The Bank of England and the Fed were expected to cut rates slightly less than the ECB. This changed after the US employment report at the beginning of August. The Fed’s expectations have decoupled from those of the Bank of England and caught up with those of the ECB. More interesting, however, is the further decoupling in recent weeks. The market now expects the Fed to do more than the ECB this year, i.e. to pursue a more ‘active’ monetary policy, as my boss would put it, Commerzbank FX analyst Michael Pfister notes.

EUR/USD probably won’t be able to remain higher in the long term

“Our economists anticipate roughly the same number of interest rate cuts as expected from the Fed, while the ECB is likely to cut significantly less. Accordingly, not only is the already priced-in difference in monetary policy to be expected, which has led EUR/USD to the 1.12 level, but the gap is likely to widen even further in the coming months.”

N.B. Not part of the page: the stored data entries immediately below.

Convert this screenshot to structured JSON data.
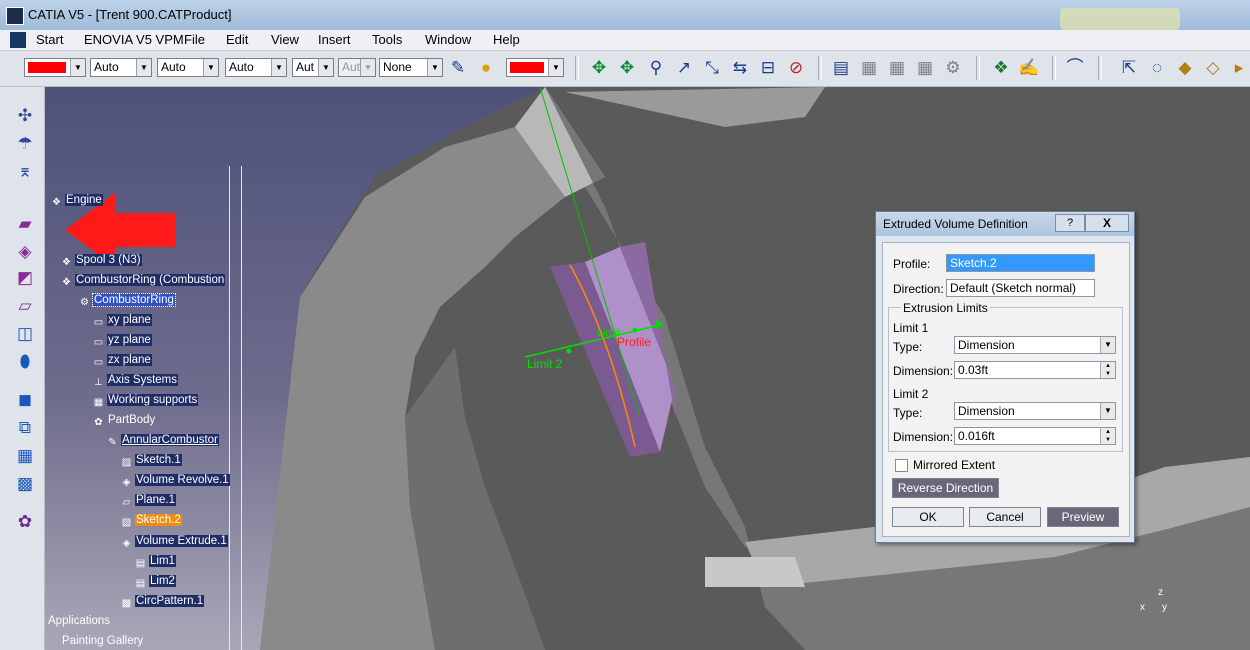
{
  "window": {
    "title": "CATIA V5 - [Trent 900.CATProduct]"
  },
  "menu": [
    "Start",
    "ENOVIA V5 VPM",
    "File",
    "Edit",
    "View",
    "Insert",
    "Tools",
    "Window",
    "Help"
  ],
  "toolbar": {
    "color1": "#ff0000",
    "combos": [
      "Auto",
      "Auto",
      "Auto",
      "Aut",
      "Aut",
      "None"
    ],
    "color2": "#ff0000"
  },
  "tree": {
    "items": [
      "Engine",
      "Spool 3 (N3)",
      "CombustorRing (Combustion",
      "CombustorRing",
      "xy plane",
      "yz plane",
      "zx plane",
      "Axis Systems",
      "Working supports",
      "PartBody",
      "AnnularCombustor",
      "Sketch.1",
      "Volume Revolve.1",
      "Plane.1",
      "Sketch.2",
      "Volume Extrude.1",
      "Lim1",
      "Lim2",
      "CircPattern.1",
      "Applications",
      "Painting Gallery"
    ]
  },
  "viewport": {
    "labels": {
      "limit2": "Limit 2",
      "profile": "Profile",
      "limit1": "Limit"
    }
  },
  "axes": {
    "z": "z",
    "x": "x",
    "y": "y"
  },
  "dialog": {
    "title": "Extruded Volume Definition",
    "help": "?",
    "close": "X",
    "profile_label": "Profile:",
    "profile_value": "Sketch.2",
    "direction_label": "Direction:",
    "direction_value": "Default (Sketch normal)",
    "limits_title": "Extrusion Limits",
    "limit1": {
      "title": "Limit 1",
      "type_label": "Type:",
      "type_value": "Dimension",
      "dim_label": "Dimension:",
      "dim_value": "0.03ft"
    },
    "limit2": {
      "title": "Limit 2",
      "type_label": "Type:",
      "type_value": "Dimension",
      "dim_label": "Dimension:",
      "dim_value": "0.016ft"
    },
    "mirrored_label": "Mirrored Extent",
    "mirrored_checked": false,
    "reverse_label": "Reverse Direction",
    "ok_label": "OK",
    "cancel_label": "Cancel",
    "preview_label": "Preview"
  }
}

“This is also important because, as already mentioned, the underlying conditions differ significantly. In the US, we are seeing a stronger real economy and higher inflation expectations at the same time, while in the euro area the real economy is weakening and the market is expecting slight inflationary pressure at best.”

“The associated more dovish Fed monetary policy should ensure that EUR/USD rises further if our economists are right. In view of the significantly stronger US real economy, however, I have my doubts as to whether EUR/USD will be able to maintain the higher levels in the long term.”